To which Ms. Cotler wrote:

Fascinating. The new Smarter Balanced tests in California ask students to explain how they got their answers in math. It’s going to be really interesting seeing how students manage this expectations and how teachers try and prepare them to explain their thinking.

For anyone interested in this subject — and obviously it is indeed a hot-button issue for many — reading through the hundreds of comments is an eye-opener about something that was meant to help students.

For an explanation of Common Core, see here. Below is a brief explanation of how and why:

Two big, complex problems. First, American students are middle-of-the-road at best on academic skills when compared to other countries on international tests. Policymakers and business leaders hope that tougher standards will help the US catch up globally.

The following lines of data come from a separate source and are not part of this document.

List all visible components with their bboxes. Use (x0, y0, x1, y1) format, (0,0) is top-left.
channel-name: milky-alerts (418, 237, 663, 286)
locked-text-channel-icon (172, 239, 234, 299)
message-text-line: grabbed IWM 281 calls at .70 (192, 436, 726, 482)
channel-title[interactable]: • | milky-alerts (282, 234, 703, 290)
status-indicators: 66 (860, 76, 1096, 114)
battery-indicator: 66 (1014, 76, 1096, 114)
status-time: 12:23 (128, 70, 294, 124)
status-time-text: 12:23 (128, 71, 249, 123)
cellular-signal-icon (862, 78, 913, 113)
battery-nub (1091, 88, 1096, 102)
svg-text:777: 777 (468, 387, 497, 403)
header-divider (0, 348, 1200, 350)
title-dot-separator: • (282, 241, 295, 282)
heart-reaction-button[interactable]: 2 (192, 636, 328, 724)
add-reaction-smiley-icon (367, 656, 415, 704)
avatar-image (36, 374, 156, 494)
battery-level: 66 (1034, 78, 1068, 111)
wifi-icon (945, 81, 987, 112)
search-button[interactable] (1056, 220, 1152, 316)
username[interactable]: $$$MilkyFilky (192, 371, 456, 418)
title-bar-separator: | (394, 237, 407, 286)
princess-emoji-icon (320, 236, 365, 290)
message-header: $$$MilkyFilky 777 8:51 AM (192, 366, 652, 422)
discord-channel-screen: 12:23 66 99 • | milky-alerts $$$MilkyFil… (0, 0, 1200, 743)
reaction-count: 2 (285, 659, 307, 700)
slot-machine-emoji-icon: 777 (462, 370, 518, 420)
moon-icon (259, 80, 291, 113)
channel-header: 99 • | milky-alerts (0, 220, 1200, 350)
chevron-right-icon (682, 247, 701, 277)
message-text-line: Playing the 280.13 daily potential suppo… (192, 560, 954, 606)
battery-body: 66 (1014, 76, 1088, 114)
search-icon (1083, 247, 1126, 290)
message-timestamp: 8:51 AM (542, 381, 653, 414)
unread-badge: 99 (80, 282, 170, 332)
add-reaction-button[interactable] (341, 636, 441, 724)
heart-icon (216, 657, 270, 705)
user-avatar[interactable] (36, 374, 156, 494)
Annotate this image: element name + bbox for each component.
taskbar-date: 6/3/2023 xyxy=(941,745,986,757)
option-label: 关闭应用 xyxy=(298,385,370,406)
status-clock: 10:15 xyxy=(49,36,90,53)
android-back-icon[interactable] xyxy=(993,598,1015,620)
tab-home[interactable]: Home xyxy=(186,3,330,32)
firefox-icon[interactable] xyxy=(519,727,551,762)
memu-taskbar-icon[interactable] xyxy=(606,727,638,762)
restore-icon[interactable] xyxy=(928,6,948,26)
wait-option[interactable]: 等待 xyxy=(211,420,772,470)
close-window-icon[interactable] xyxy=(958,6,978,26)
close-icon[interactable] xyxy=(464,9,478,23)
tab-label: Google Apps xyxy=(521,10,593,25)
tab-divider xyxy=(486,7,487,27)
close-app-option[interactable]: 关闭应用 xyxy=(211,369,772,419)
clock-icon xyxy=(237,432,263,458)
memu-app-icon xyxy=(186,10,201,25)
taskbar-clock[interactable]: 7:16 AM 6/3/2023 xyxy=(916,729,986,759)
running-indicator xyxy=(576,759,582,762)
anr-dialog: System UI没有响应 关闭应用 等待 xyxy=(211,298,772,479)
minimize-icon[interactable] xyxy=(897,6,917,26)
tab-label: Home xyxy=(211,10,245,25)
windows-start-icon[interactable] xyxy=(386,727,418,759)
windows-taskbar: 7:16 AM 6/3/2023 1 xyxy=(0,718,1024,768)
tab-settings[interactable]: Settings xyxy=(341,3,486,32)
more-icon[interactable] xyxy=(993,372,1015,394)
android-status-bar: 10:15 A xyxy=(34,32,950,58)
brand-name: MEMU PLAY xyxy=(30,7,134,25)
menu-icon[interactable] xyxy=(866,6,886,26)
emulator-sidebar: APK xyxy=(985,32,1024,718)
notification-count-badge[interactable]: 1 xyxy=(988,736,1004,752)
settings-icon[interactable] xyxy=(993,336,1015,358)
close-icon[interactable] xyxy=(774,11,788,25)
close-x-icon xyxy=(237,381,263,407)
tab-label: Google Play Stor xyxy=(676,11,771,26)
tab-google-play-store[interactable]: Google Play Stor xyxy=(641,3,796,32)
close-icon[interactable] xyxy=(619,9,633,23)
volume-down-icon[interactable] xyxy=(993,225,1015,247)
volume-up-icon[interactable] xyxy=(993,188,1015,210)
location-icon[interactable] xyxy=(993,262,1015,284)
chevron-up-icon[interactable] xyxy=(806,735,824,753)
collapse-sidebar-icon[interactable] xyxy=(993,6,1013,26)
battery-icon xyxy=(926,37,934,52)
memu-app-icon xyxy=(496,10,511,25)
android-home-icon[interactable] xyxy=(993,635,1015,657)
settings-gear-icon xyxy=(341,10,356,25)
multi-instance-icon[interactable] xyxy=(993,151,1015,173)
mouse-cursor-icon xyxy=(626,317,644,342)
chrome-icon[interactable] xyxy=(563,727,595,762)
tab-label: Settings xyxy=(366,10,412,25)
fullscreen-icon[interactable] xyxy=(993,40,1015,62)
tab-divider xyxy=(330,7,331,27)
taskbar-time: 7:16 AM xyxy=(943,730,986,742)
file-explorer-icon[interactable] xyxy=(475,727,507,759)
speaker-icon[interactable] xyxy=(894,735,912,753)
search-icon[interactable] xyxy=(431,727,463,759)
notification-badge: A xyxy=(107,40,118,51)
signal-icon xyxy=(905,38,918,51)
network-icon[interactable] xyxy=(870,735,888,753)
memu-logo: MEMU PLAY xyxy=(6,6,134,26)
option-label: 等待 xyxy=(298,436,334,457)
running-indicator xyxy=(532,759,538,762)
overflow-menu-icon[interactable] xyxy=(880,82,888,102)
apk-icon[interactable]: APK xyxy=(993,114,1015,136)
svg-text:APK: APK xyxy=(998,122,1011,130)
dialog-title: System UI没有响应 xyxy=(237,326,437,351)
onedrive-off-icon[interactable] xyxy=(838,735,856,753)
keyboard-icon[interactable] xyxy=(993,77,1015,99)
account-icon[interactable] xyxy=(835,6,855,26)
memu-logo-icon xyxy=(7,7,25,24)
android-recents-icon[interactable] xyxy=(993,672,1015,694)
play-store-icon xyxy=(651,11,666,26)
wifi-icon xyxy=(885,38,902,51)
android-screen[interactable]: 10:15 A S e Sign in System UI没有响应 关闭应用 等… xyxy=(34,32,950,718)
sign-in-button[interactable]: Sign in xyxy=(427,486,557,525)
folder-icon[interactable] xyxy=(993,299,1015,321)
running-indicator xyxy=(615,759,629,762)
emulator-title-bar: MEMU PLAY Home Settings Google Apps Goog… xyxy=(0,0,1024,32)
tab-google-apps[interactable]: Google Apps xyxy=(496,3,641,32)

Second, under the old system, it was hard to compare students in different states. Until now, each state set its own standards for what students should understand at each grade level, and each state had a different definition for what it meant to be “proficient” in math and reading.

The US Education Department’s statisticians found a lot of variation when they mapped state standards onto scores on the National Assessment of Educational Progress. That test is called the “Nation’s Report Card” — a standardized test students take nationally every few years. They also found that even students who met state goals might not actually be doing all that well, since the national exam set the bar higher than states did. In the federal government’s eyes, all states had standards that were too low, and there was too much variation on how low they were.